Una cosa es que debamos pensar que la historia avanza en el sentido del
progreso; otra qué es lo que entendemos por progreso; y otra, la peor, pensar
que esto que entendemos por progreso en un concepto universalmente «pragmático»
y aplicable por igual como tendencia, mutatis
mutandi a cualquier cultura o civilización. Y esto es un error.
No digo que no sea posible, en
el sentido de «pensable», algo
parecido a una revolución francesa, pongamos por ejemplo, en Irán. Eso sí,
poniendo a buen recaudo lo idiográfico como naturaleza intrínseca de los
fenómenos históricos. Lo que sí digo es que me parece improbable que de
haberla, al menos hoy por hoy, lo fuera en un sentido parecido al que en su
momento fue el de la revolución francesa. Y ello por algo muy simple: cada
sociedad, cada civilización, cada cultura, vive su propia realidad y tiene sus
propios agentes sociales, su propia dinámica de acuerdo a ella, que se ha ido
forjando a lo largo de su historia. Dicho en marxista, no se dan las
condiciones objetivas para algo parecido a una revolución francesa en Irán.

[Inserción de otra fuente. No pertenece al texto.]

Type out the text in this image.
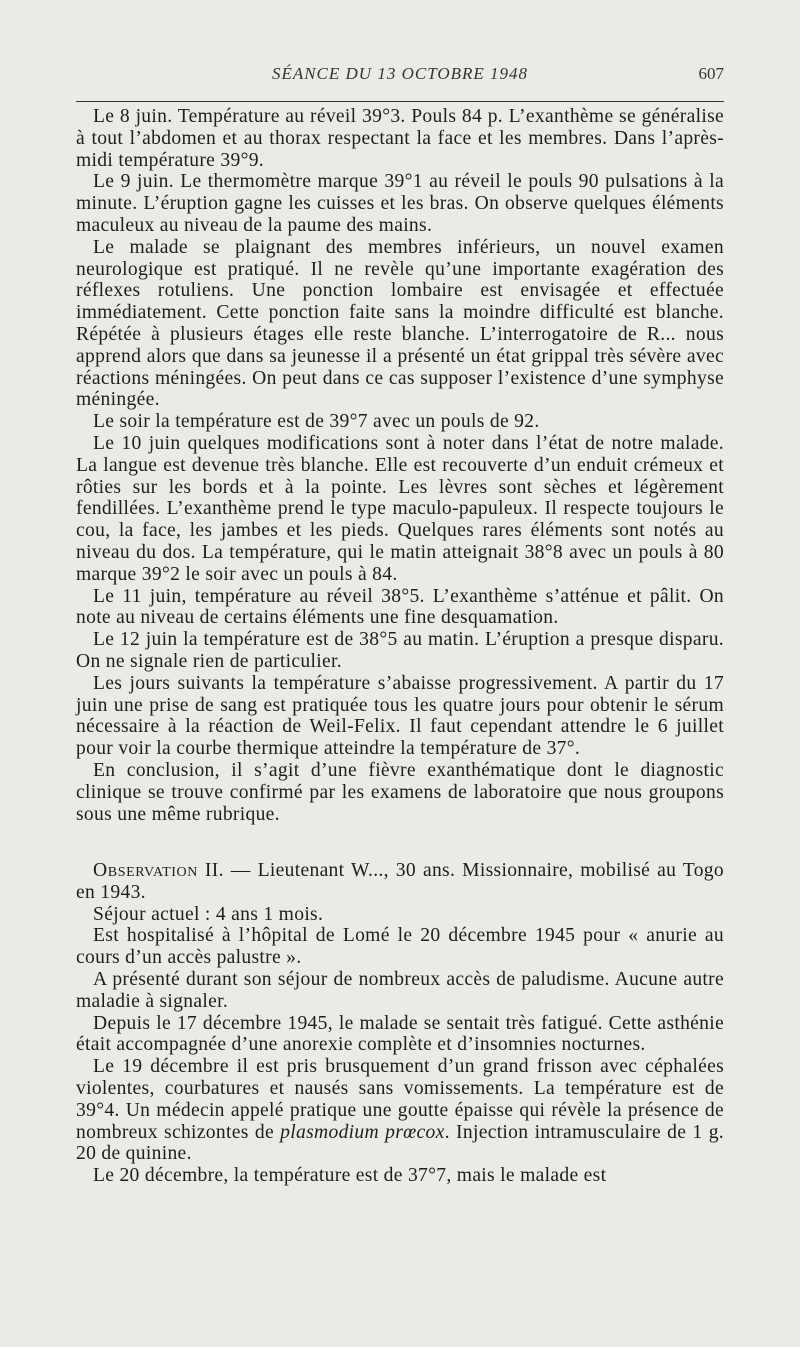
SÉANCE DU 13 OCTOBRE 1948	607

Le 8 juin. Température au réveil 39°3. Pouls 84 p. L’exanthème se généralise à tout l’abdomen et au thorax respectant la face et les membres. Dans l’après-midi température 39°9.

Le 9 juin. Le thermomètre marque 39°1 au réveil le pouls 90 pulsations à la minute. L’éruption gagne les cuisses et les bras. On observe quelques éléments maculeux au niveau de la paume des mains.

Le malade se plaignant des membres inférieurs, un nouvel examen neurologique est pratiqué. Il ne revèle qu’une importante exagération des réflexes rotuliens. Une ponction lombaire est envisagée et effectuée immédiatement. Cette ponction faite sans la moindre difficulté est blanche. Répétée à plusieurs étages elle reste blanche. L’interrogatoire de R... nous apprend alors que dans sa jeunesse il a présenté un état grippal très sévère avec réactions méningées. On peut dans ce cas supposer l’existence d’une symphyse méningée.

Le soir la température est de 39°7 avec un pouls de 92.

Le 10 juin quelques modifications sont à noter dans l’état de notre malade. La langue est devenue très blanche. Elle est recouverte d’un enduit crémeux et rôties sur les bords et à la pointe. Les lèvres sont sèches et légèrement fendillées. L’exanthème prend le type maculo-papuleux. Il respecte toujours le cou, la face, les jambes et les pieds. Quelques rares éléments sont notés au niveau du dos. La température, qui le matin atteignait 38°8 avec un pouls à 80 marque 39°2 le soir avec un pouls à 84.

Le 11 juin, température au réveil 38°5. L’exanthème s’atténue et pâlit. On note au niveau de certains éléments une fine desquamation.

Le 12 juin la température est de 38°5 au matin. L’éruption a presque disparu. On ne signale rien de particulier.

Les jours suivants la température s’abaisse progressivement. A partir du 17 juin une prise de sang est pratiquée tous les quatre jours pour obtenir le sérum nécessaire à la réaction de Weil-Felix. Il faut cependant attendre le 6 juillet pour voir la courbe thermique atteindre la température de 37°.

En conclusion, il s’agit d’une fièvre exanthématique dont le diagnostic clinique se trouve confirmé par les examens de laboratoire que nous groupons sous une même rubrique.

Observation II. — Lieutenant W..., 30 ans. Missionnaire, mobilisé au Togo en 1943.

Séjour actuel : 4 ans 1 mois.

Est hospitalisé à l’hôpital de Lomé le 20 décembre 1945 pour « anurie au cours d’un accès palustre ».

A présenté durant son séjour de nombreux accès de paludisme. Aucune autre maladie à signaler.

Depuis le 17 décembre 1945, le malade se sentait très fatigué. Cette asthénie était accompagnée d’une anorexie complète et d’insomnies nocturnes.

Le 19 décembre il est pris brusquement d’un grand frisson avec céphalées violentes, courbatures et nausés sans vomissements. La température est de 39°4. Un médecin appelé pratique une goutte épaisse qui révèle la présence de nombreux schizontes de plasmodium prœcox. Injection intramusculaire de 1 g. 20 de quinine.

Le 20 décembre, la température est de 37°7, mais le malade est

Pienso que ni siquiera mutatis mutandi.
Y si pensamos que sí, es que estamos aplicando conceptos occidentales a una
sociedad que no lo es, y que sus categorías conceptuales, su Weltanschauung es otra. Porque su
historia es otra. Y su modo de producción, por más que se diga que estamos en
el capitalismo global, lo será en este sentido, y hasta cierto punto, en lo
concerniente a las relaciones técnicas de producción, pero no en las relaciones
sociales de producción.
(Continuará)
(Continuará)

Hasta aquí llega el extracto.